Making peace with mum through a camera


Kolkata: Shankar Sarkar’s is a heart-wrenching saga of reconciliation with his mother. As a toddler, Shankar lost his mother and years later discovered her working in a Kolkata brothel. It is a tale of rejection and love and is now travelling the world as a photography exhibition.

For Sarkar, 21, his lens has been the tool to opening up a dialogue with his mother. His pictures chronicling the journey of a mother and a son through the ups and downs of life have been exhibited internationally.

“My pictures reflect the dialogue with my mother. I talk to my mother through my camera. We used to be at different poles. The pictures are about how a son’s dislike for his sex worker mother turns to reverence after he realises her sacrifices and struggles,” said Sarkar .

Titled Facing One’s Own, the pictures of the mother-son duo have been widely exhibited at various fora, including the Chobi Mela in Dhaka and the Guardian Gallery in London.

A native of Odisha’s Malkangiri, his mother Kavita, a teen widow, was trafficked to a brothel in the city by a relative who lured her with the promise of a job. Shankar was then only two.

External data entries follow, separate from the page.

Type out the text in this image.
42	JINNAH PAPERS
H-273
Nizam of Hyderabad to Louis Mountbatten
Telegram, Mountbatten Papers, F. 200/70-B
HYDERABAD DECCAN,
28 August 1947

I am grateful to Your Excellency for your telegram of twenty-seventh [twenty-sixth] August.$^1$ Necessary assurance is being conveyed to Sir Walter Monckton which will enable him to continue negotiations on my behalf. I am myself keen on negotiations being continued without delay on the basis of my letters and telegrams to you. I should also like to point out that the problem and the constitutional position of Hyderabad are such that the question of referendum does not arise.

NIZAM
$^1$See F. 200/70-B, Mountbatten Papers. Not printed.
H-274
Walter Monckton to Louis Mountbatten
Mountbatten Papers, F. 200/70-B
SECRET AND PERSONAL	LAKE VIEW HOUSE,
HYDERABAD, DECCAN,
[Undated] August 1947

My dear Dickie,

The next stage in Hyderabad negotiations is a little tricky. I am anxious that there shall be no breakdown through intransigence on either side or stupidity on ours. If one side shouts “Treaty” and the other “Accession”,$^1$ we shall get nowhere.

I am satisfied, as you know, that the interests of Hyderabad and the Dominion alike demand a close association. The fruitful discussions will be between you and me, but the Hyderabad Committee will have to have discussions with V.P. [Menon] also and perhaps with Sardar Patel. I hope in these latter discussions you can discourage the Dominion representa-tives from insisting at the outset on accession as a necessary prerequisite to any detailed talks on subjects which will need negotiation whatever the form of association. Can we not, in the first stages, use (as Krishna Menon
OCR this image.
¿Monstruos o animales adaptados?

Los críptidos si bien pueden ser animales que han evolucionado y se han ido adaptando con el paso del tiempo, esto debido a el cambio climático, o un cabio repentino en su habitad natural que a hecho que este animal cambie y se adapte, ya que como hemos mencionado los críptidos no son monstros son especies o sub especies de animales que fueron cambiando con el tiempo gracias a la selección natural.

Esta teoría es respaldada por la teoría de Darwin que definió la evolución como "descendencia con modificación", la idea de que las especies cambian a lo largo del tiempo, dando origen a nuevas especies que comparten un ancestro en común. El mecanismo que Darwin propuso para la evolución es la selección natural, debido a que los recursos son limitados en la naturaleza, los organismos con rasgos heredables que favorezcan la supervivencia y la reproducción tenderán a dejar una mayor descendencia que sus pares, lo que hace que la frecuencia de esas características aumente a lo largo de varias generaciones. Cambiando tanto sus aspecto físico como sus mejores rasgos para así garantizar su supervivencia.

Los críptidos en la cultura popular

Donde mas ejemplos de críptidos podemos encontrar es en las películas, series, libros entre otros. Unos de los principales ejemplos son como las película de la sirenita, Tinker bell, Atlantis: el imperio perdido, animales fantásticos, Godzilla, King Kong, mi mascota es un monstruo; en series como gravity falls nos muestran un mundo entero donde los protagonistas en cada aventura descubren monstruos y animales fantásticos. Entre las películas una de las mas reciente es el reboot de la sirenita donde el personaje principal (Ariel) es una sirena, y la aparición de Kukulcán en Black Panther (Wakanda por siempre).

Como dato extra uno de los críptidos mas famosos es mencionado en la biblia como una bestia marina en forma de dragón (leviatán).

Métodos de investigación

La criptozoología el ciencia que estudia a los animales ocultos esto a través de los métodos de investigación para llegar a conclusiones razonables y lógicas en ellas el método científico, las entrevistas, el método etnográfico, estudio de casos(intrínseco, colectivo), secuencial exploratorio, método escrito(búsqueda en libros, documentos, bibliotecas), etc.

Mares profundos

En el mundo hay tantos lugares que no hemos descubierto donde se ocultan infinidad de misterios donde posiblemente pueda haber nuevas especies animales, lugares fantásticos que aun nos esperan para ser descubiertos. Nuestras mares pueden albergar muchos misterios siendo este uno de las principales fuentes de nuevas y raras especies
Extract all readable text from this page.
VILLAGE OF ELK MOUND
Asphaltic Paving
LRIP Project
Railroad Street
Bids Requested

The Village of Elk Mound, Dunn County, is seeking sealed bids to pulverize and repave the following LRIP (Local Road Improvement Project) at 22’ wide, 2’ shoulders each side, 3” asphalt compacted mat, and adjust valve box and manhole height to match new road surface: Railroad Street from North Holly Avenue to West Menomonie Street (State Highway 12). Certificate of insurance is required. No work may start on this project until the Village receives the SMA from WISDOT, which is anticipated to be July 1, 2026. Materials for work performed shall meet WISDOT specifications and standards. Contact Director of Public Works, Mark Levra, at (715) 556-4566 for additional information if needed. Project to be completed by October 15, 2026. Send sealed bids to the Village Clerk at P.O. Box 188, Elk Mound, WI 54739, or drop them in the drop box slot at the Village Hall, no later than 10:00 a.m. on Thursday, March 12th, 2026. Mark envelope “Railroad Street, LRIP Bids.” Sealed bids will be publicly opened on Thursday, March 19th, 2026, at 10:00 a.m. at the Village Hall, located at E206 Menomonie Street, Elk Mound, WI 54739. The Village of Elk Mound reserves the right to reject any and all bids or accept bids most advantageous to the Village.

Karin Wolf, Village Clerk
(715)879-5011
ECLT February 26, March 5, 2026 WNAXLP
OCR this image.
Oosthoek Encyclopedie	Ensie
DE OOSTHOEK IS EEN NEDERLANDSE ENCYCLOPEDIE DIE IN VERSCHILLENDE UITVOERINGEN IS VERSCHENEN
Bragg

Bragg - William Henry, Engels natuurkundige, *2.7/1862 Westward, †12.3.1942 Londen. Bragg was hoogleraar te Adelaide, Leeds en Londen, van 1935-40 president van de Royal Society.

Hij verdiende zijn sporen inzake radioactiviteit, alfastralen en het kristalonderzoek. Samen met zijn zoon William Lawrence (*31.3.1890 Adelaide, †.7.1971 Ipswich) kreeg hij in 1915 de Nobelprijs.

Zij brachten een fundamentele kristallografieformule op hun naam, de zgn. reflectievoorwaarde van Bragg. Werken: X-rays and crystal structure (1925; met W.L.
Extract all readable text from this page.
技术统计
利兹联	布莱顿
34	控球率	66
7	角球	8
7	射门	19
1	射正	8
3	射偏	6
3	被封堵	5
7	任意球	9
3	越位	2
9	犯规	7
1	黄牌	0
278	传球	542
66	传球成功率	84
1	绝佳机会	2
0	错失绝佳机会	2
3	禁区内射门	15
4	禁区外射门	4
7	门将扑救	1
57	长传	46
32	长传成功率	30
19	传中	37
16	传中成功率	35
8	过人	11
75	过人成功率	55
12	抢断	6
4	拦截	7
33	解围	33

He was brought up by his maternal grandmother and later accompanied her to Kolkata in search of his mother.

“She would regularly send us money, but she never wrote about her whereabouts or what she was doing. When I was five, my grandmother and I set out for Kolkata looking for her,” said Shankar.

“My grandma knew she was somewhere in Kolkata. So she would search around different places. Finally grandma got hold of the man who had lured her and got to know that she has been trafficked. Then, the two of us started looking for her in red light areas. Finally, after three months we found her at Seth Bagan in north Kolkata,” said Shankar.

“I now don’t remember the exact moment when I saw her. But when my grandma used to tell me she is my mother, I would start crying. I would tell grandma, ‘Who is this lady that you have forced me to stay with?’ After four-five years, I realised that she is my mother.”

“But I despised her as I was often humiliated by my friends who poked fun at me over the work she did,” he said.

Shankar’s tryst with the camera started at the age of ten through a UNICEF-supported project for children of sex workers.

“I still remember the very first day when the facilitator visited our area and asked me, ‘Who do you love in your family?’

“I was shy and nervous in replying to his question. I took some time and hesitantly responded that I love my mother. The second question was, ‘Why?’ This time, I didn’t have any hesitation in telling him that I miss her.

“He handed me a small compact analogue camera and asked me to photograph my mother, family and the surroundings. That’s how it all started,” he recalled.

“The relationship with my mother till date is complicated,” he admitted candidly. “I try to capture through my images the special nature of my relationship with my mother.”

Shankar’s facilitator Suvendu Chatterjee, director of the Dhaka- headquartered Drik India, a media organisation, is proud of his protege’s success.

“His single-minded pursuit of photography has taken him to where he has reached now. When we started the UNICEF-sponsored project there were more than 100 kids along with Shankar. While others gradually drifted away, Shankar’s perseverance has made him what he is today,” Chatterjee told IANS.

Shankar’s mother, who now works at a bag manufacturing factory, is not only happy at her son’s success but also thankful to him for changing her life.

“Though he took time to accept his sex worker mother, he has been a pillar of strength for me. Now that he is successful and can take care of both of us, I feel all my hardships have borne fruit,” said 38-year-old Kavita who quit sex work a few years ago.

“It has been a difficult journey both for me and Shankar but now I’ve made my peace with life,” says Kavita.